The results of the testing yesterday were right in line with the previous results, taken three years ago for the right ear and two years ago for the left ear, the latter having been retested following surgical insertion of a tympanic membrane tube to deal with recurring ear infections throughout infant/toddlerhood. Now that Monkey is 6 ("I'm 6-and-a-HALF, mommy!"), we can be fairly confident that the results of the tests are accurate and reliable.

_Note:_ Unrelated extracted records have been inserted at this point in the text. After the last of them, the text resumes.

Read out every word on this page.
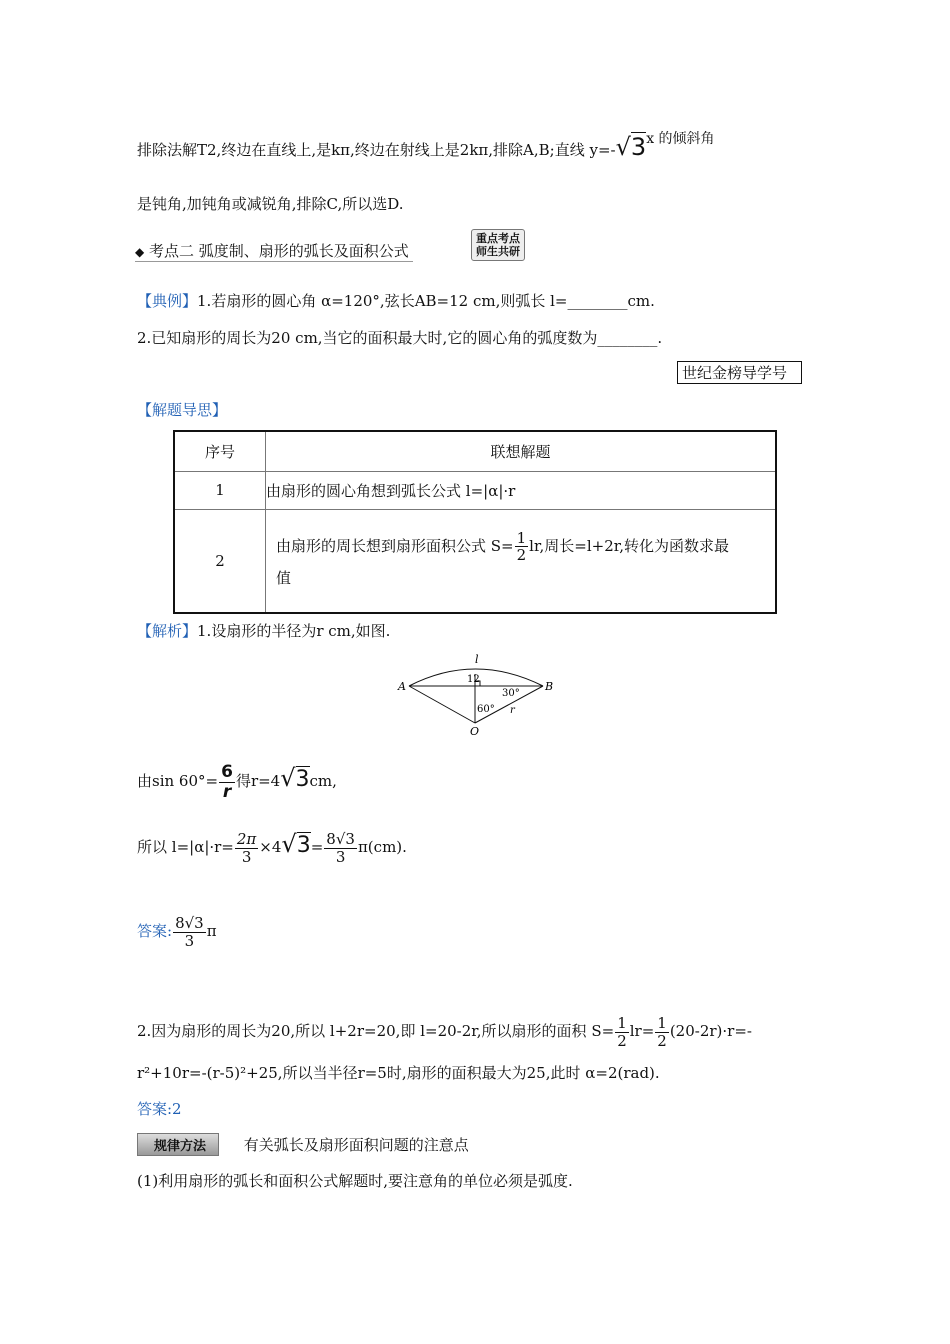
排除法解T2,终边在直线上,是kπ,终边在射线上是2kπ,排除A,B;直线 $y=-√3^{x 的倾斜角}$
是钝角,加钝角或减锐角,排除C,所以选D.
◆ 考点二 弧度制、扇形的弧长及面积公式
重点考点
师生共研
【典例】1.若扇形的圆心角 α=120°,弦长AB=12 cm,则弧长 l=________cm.
2.已知扇形的周长为20 cm,当它的面积最大时,它的圆心角的弧度数为________.
世纪金榜导学号
【解题导思】
序号	联想解题
1	由扇形的圆心角想到弧长公式 l=|α|·r
2	由扇形的周长想到扇形面积公式 $S= \frac{1}{2}$ lr,周长=l+2r,转化为函数求最
值
【解析】1.设扇形的半径为r cm,如图.
l
12
A	B
O
30°
60° r
由$\sin 60^\circ= \frac{6}{r}$ 得r=4√3cm,
所以 $l=|\alpha|\cdot r= \frac{2\pi}{3} \times 4√3= \frac{8√3}{3} \pi(cm)$.
答案: $\frac{8√3}{3}$ π
2.因为扇形的周长为20,所以 l+2r=20,即 l=20-2r,所以扇形的面积 $S= \frac{1}{2} lr= \frac{1}{2} (20-2r)\cdot r=-$
r²+10r=-(r-5)²+25,所以当半径r=5时,扇形的面积最大为25,此时 α=2(rad).
答案:2
规律方法	有关弧长及扇形面积问题的注意点
(1)利用扇形的弧长和面积公式解题时,要注意角的单位必须是弧度.
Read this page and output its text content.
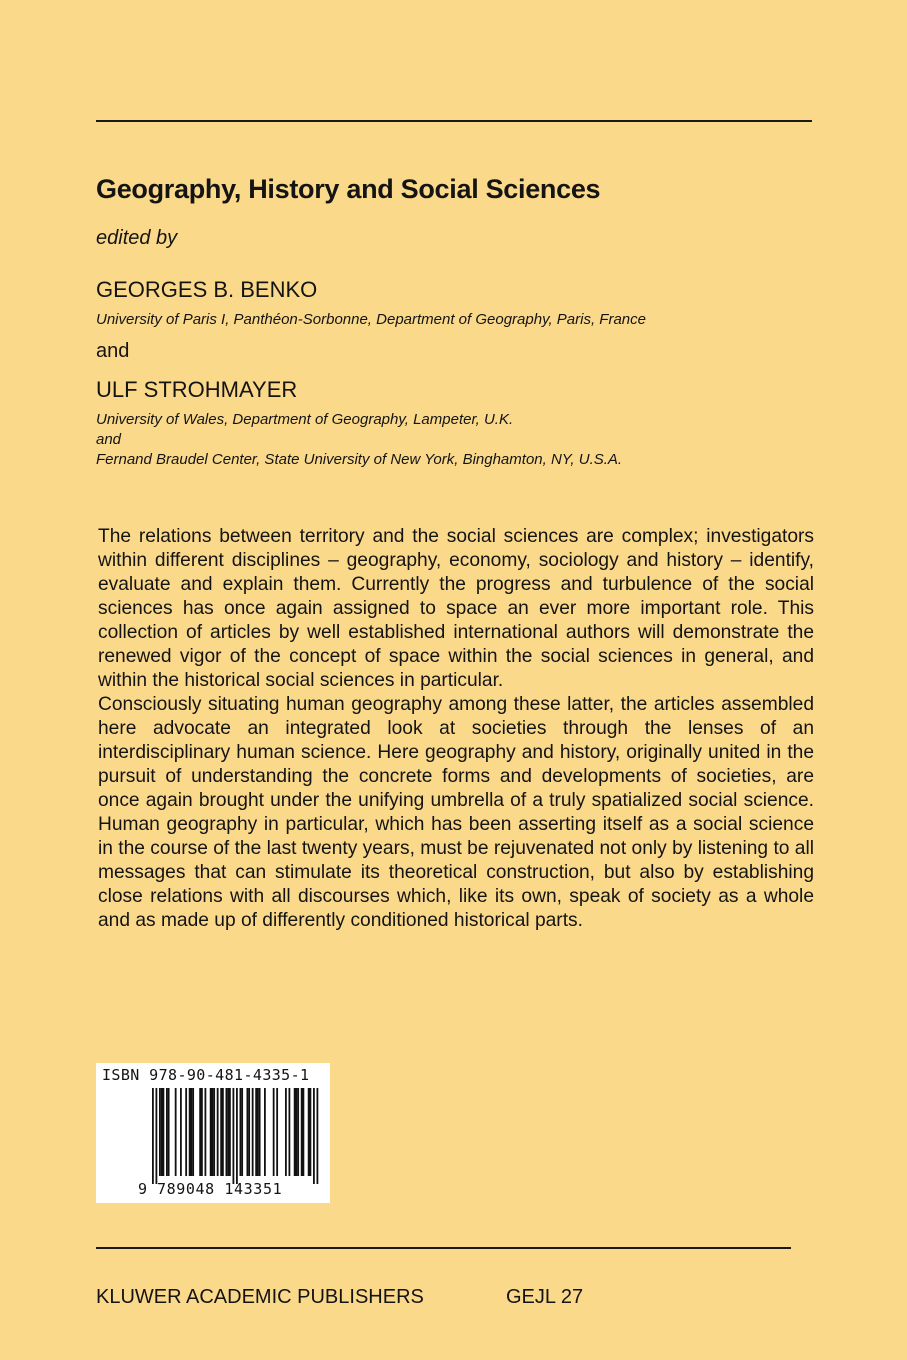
Geography, History and Social Sciences
edited by
GEORGES B. BENKO
University of Paris I, Panthéon-Sorbonne, Department of Geography, Paris, France
and
ULF STROHMAYER
University of Wales, Department of Geography, Lampeter, U.K.
and
Fernand Braudel Center, State University of New York, Binghamton, NY, U.S.A.

The relations between territory and the social sciences are complex; investigators within different disciplines – geography, economy, sociology and history – identify, evaluate and explain them. Currently the progress and turbulence of the social sciences has once again assigned to space an ever more important role. This collection of articles by well established international authors will demonstrate the renewed vigor of the concept of space within the social sciences in general, and within the historical social sciences in particular.

Consciously situating human geography among these latter, the articles assembled here advocate an integrated look at societies through the lenses of an interdisciplinary human science. Here geography and history, originally united in the pursuit of understanding the concrete forms and developments of societies, are once again brought under the unifying umbrella of a truly spatialized social science. Human geography in particular, which has been asserting itself as a social science in the course of the last twenty years, must be rejuvenated not only by listening to all messages that can stimulate its theoretical construction, but also by establishing close relations with all discourses which, like its own, speak of society as a whole and as made up of differently conditioned historical parts.

ISBN 978-90-481-4335-1
9 789048 143351
KLUWER ACADEMIC PUBLISHERS	GEJL 27
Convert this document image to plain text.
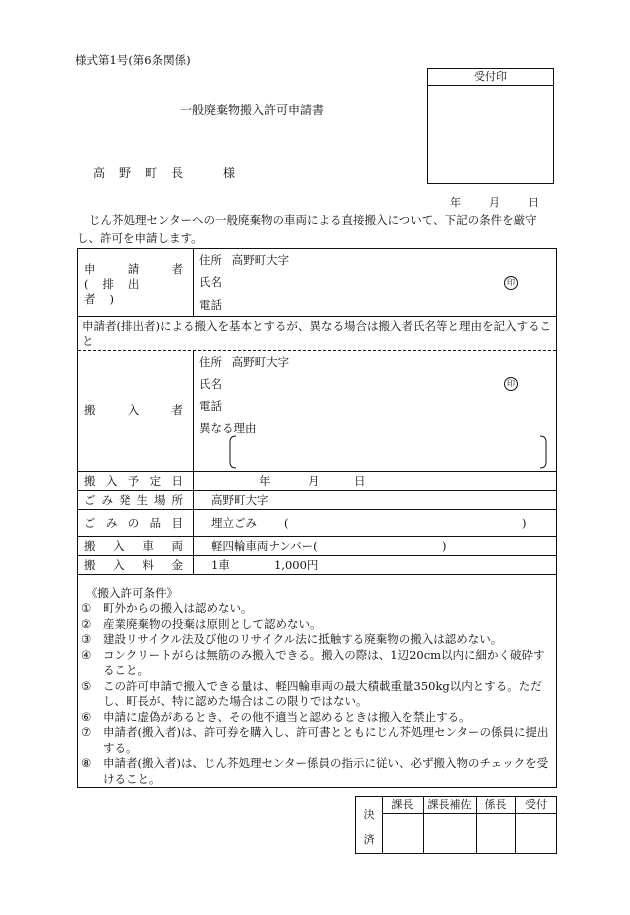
様式第1号(第6条関係)
受付印
一般廃棄物搬入許可申請書
高野町長 様
年	月	日
じん芥処理センターへの一般廃棄物の車両による直接搬入について、下記の条件を厳守し、許可を申請します。
申	請	者
(排出者)
住所 高野町大字
氏名	印
電話
申請者(排出者)による搬入を基本とするが、異なる場合は搬入者氏名等と理由を記入すること
搬	入	者
住所 高野町大字
氏名	印
電話
異なる理由
搬 入 予 定 日	年	月	日
ご み 発 生 場 所 高野町大字
ご み の 品 目 埋立ごみ (	)
搬 入 車 両 軽四輪車両ナンバー(	)
搬 入 料 金 1車	1,000円
《搬入許可条件》
①	町外からの搬入は認めない。
②	産業廃棄物の投棄は原則として認めない。
③	建設リサイクル法及び他のリサイクル法に抵触する廃棄物の搬入は認めない。
④	コンクリートがらは無筋のみ搬入できる。搬入の際は、1辺20cm以内に細かく破砕すること。
⑤	この許可申請で搬入できる量は、軽四輪車両の最大積載重量350kg以内とする。ただし、町長が、特に認めた場合はこの限りではない。
⑥	申請に虚偽があるとき、その他不適当と認めるときは搬入を禁止する。
⑦	申請者(搬入者)は、許可券を購入し、許可書とともにじん芥処理センターの係員に提出する。
⑧	申請者(搬入者)は、じん芥処理センター係員の指示に従い、必ず搬入物のチェックを受けること。
決
済
課長	課長補佐	係長	受付
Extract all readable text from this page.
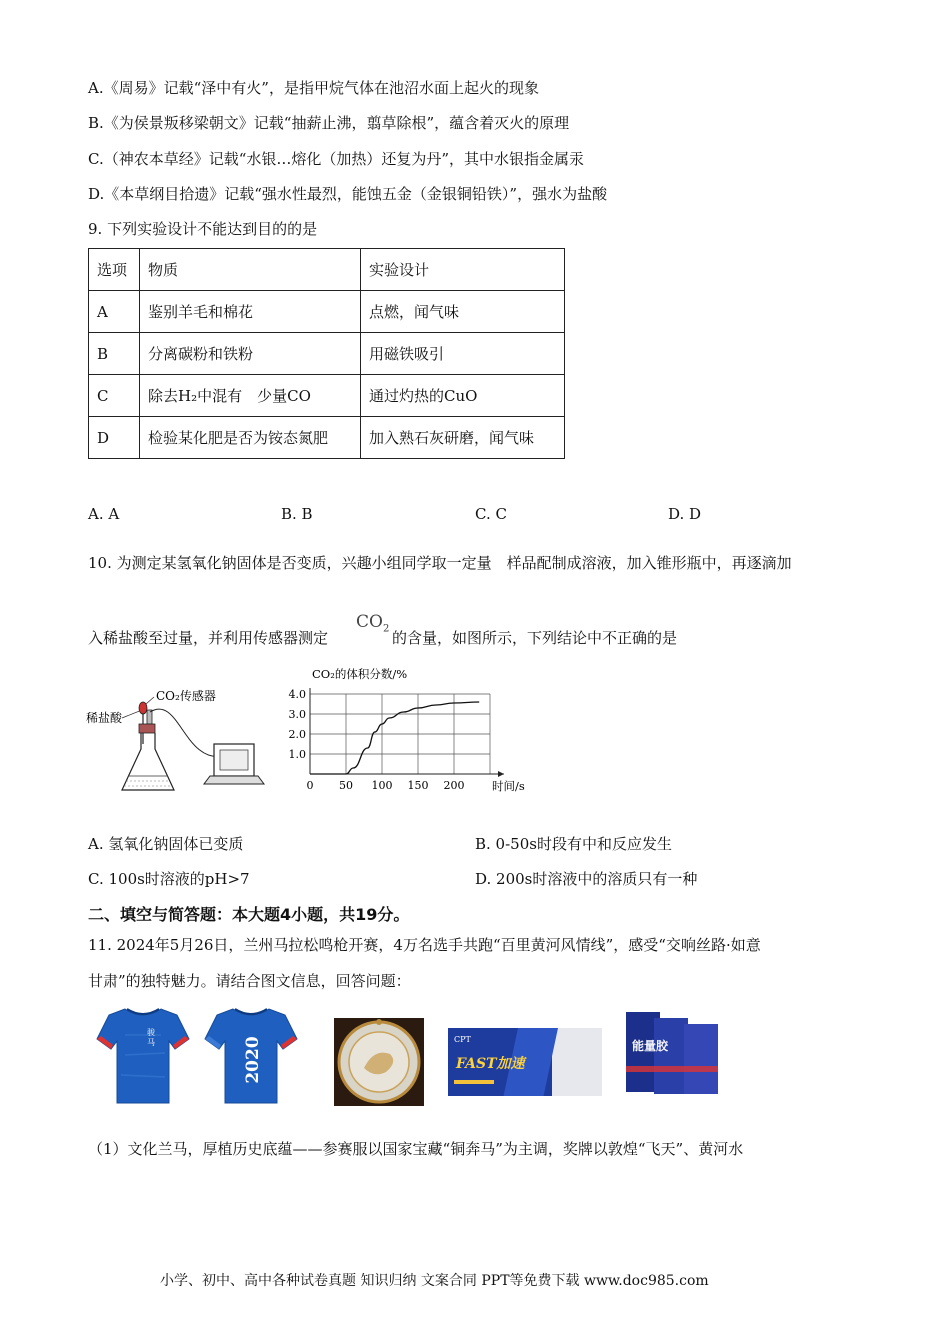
A.《周易》记载“泽中有火”，是指甲烷气体在池沼水面上起火的现象
B.《为侯景叛移梁朝文》记载“抽薪止沸，翦草除根”，蕴含着灭火的原理
C.（神农本草经》记载“水银…熔化（加热）还复为丹”，其中水银指金属汞
D.《本草纲目拾遗》记载“强水性最烈，能蚀五金（金银铜铅铁）”，强水为盐酸
9. 下列实验设计不能达到目的的是
选项	物质	实验设计
A	鉴别羊毛和棉花	点燃，闻气味
B	分离碳粉和铁粉	用磁铁吸引
C	除去H₂中混有　少量CO	通过灼热的CuO
D	检验某化肥是否为铵态氮肥	加入熟石灰研磨，闻气味
A. A	B. B	C. C	D. D
10. 为测定某氢氧化钠固体是否变质，兴趣小组同学取一定量　样品配制成溶液，加入锥形瓶中，再逐滴加
入稀盐酸至过量，并利用传感器测定
$CO_2$
的含量，如图所示，下列结论中不正确的是
稀盐酸
CO₂传感器
CO₂的体积分数/%
时间/s
0 50 100 150 200
1.0
2.0
3.0
4.0
A. 氢氧化钠固体已变质	B. 0-50s时段有中和反应发生
C. 100s时溶液的pH>7	D. 200s时溶液中的溶质只有一种
二、填空与简答题：本大题4小题，共19分。
11. 2024年5月26日，兰州马拉松鸣枪开赛，4万名选手共跑“百里黄河风情线”，感受“交响丝路·如意
甘肃”的独特魅力。请结合图文信息，回答问题：
骏
马	2020	CPT
FAST加速
能量胶
（1）文化兰马，厚植历史底蕴——参赛服以国家宝藏“铜奔马”为主调，奖牌以敦煌“飞天”、黄河水
小学、初中、高中各种试卷真题 知识归纳 文案合同 PPT等免费下载 www.doc985.com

Plus, while his right ("little") ear still shows a moderate hearing impairment (not a surprise, as he still lacks an open ear canal on that side, a condition identified as aural atresia) tests done via bone conduction indicate that Monkey's inner ear is in perfect working condition - which takes him one step closer to being a candidate for constructive surgery and/or implantation of a post to attach a bone-conducted hearing aid.
As my husband keeps reminding me (thank you, dear!), this is the year of gathering information. Still, it's hard not to react emotionally to information about my baby's ears, whether it is good or bad. Right now, I have a mommy rush of excitement in the pit of my stomach, a feeling of relief and joy that, for the moment, the path is smooth for my sweet boy, for us as a family. I'm not naieve enough to think that the entire journey will be this way but, for now, I'm savoring the moment.
Next stop? Appointment #2 will be next week with a local ENT, whose job will most likely be to review the file, ask a few questions, and refer us to a specialist. Dot your Is, cross your Ts, and follow the steps the insurance company wants you to take. We're gathering information.